Widerwillig hob er die zweite Gardine auf und reichte sie seiner Mutter hoch. Sie hatte sie bereits vor das andere Fenster gelegt. Etwa, damit er weniger laufen musste? Oder weil sie einfach praktisch dachte? Wie auch immer, er schämte sich seiner eigenen Abneigung. Dennoch konnte er sie nicht abstellen. Handlangerdienste waren Handlangerdienste.

Während seine Mutter nun auch diese Haken befestigte, murmelte er:

„Brauchst du mich noch?“

„Nein, David, danke...“

Er zog sich in sein Zimmer zurück und setzte sich wieder an die Mathe-Hausaufgaben. Danach schaute er sich ein paar Youtube-Videos an. Als er hiermit genug Zeit vertrödelt hatte, ging er noch auf sein Facebook-Account und klickte sich durch ein paar Links, die seine ,Freunde’ geteilt hatten. Er kannte eigentlich niemanden davon. Als er es vor einigen Monaten für sich eingerichtet hatte, hatte er ziemlich wahllos ein paar ,Freunde’ gesucht, und jetzt hatte er eine Liste von knapp zwanzig. Drei Viertel davon waren Frauen oder Mädchen, deren Profilbild er hübsch fand. Er war mächtig stolz gewesen, dass sie seine Freundschaftsanfragen akzeptiert hatten, bis er begriff, dass es normalerweise einfach so lief und dass das nichts Besonderes war.

Ein Mädchen, das sich Lisa nannte und wahrscheinlich auch so hieß, verlinkte ständig Artikel und Videos über vegane und vegetarische Ernährung. Er nahm kurz Notiz von ihren neuesten Artikeln und klickte dann nach wenigen Sekunden weiter. Ein anderes Mädchen hatte Fotos von seinem letzten Wochenende gepostet. Offenbar war es im Elbsandsteingebirge unterwegs gewesen. Man sah ihr lächelndes Gesicht oder ihre Gestalt vor immer anderen Felsformationen. Er wusste nicht mal, wo das Elbsandsteingebirge lag. Irgendwo an der Elbe natürlich, aber wo die nun genau verlief, wusste er ebensowenig. Es konnte überall zwischen Nordsee und Griechenland sein. Das Einzige, was ihn interessierte, war ihr süßes Gesicht. Aber gut, über Facebook würde er eh nie jemanden kennenlernen. Sonst allerdings auch nicht.

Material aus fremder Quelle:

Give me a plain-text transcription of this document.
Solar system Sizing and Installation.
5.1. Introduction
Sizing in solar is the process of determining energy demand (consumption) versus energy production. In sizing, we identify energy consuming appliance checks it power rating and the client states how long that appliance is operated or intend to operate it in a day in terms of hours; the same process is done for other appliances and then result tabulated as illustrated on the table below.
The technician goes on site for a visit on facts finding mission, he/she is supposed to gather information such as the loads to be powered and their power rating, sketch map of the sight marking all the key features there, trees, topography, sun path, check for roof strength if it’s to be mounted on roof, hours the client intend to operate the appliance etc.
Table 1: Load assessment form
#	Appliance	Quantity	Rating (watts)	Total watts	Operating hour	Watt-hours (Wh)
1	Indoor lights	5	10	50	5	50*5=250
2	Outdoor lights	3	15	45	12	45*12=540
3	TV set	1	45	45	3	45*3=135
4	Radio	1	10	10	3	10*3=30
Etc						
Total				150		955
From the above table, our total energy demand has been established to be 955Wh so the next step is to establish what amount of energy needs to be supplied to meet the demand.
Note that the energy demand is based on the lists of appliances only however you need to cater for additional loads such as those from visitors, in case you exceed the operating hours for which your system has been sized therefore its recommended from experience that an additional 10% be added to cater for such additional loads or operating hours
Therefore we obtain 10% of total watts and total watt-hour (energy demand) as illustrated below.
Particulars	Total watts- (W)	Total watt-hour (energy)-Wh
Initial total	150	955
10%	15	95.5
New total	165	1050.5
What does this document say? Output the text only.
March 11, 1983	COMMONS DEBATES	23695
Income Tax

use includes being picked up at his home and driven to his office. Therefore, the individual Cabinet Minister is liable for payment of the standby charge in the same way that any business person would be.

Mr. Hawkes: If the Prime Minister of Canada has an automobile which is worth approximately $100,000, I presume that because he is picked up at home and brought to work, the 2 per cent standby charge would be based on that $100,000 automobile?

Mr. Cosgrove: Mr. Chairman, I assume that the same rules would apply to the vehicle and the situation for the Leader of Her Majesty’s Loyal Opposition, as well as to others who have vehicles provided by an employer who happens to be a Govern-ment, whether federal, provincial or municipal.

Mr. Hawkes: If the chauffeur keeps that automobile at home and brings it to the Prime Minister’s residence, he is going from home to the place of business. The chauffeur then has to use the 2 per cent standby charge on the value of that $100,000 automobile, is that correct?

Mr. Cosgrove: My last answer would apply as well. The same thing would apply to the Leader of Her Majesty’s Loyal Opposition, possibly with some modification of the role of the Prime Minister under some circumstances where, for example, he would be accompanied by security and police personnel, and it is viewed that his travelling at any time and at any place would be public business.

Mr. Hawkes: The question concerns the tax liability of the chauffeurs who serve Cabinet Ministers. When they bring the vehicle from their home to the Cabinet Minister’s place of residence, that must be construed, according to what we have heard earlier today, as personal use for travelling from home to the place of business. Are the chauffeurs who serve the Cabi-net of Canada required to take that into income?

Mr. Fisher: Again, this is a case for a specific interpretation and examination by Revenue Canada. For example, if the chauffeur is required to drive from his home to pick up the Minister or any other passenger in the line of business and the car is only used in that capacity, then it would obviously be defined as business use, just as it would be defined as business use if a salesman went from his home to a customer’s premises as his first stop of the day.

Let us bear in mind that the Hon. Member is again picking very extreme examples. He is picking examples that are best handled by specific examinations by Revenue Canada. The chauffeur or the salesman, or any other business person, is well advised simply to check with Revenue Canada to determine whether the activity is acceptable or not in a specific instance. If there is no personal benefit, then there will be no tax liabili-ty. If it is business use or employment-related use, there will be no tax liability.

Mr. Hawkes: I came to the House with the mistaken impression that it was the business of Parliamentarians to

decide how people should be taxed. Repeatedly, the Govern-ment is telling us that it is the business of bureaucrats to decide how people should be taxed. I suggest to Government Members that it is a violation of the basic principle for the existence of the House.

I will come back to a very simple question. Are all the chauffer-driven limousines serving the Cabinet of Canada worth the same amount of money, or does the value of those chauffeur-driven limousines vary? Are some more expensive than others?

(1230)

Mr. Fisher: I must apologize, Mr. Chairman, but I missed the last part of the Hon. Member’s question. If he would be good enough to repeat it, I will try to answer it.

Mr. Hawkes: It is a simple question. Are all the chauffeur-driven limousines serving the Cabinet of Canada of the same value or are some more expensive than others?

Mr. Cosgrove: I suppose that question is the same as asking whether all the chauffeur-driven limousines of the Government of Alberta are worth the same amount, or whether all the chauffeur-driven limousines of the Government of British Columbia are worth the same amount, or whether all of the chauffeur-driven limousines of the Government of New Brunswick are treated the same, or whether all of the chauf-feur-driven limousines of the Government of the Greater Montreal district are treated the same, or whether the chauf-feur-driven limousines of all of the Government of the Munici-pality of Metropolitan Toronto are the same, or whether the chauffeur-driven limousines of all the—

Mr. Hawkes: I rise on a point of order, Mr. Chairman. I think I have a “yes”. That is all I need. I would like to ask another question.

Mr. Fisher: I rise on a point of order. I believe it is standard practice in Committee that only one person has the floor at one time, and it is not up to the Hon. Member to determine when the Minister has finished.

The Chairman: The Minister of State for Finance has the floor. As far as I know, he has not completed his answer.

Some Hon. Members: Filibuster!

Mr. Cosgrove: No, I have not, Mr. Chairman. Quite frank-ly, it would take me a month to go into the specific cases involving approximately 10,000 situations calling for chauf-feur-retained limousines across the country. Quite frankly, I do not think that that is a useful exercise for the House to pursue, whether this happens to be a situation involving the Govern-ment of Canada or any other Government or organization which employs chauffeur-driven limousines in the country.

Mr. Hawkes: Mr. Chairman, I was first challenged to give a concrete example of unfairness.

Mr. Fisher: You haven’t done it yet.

Ein Mann, dessen Startseite er am Anfang cool gefunden hatte, hatte ebenfalls Fotos vom Wochenende gepostet. Er hatte seine Freundin im Arm, beide grinsten in die Kamera. Auch er hatte eine schöne Freundin. Und auch er unternahm am Wochenende etwas. Deprimiert klickte er weiter.

Die nächste junge Frau hatte ein Foto von ihrer Katze gepostet. Sie schlief in einem Korb. Darunter stand: ,Maschas Wochenende’. Das war einfallslos. Er ertappte sich bei dem Gedanken, dass es schöner gewesen wäre, wenn sie ein Foto von sich liegend in einem Kuschelkorb gepostet hätte.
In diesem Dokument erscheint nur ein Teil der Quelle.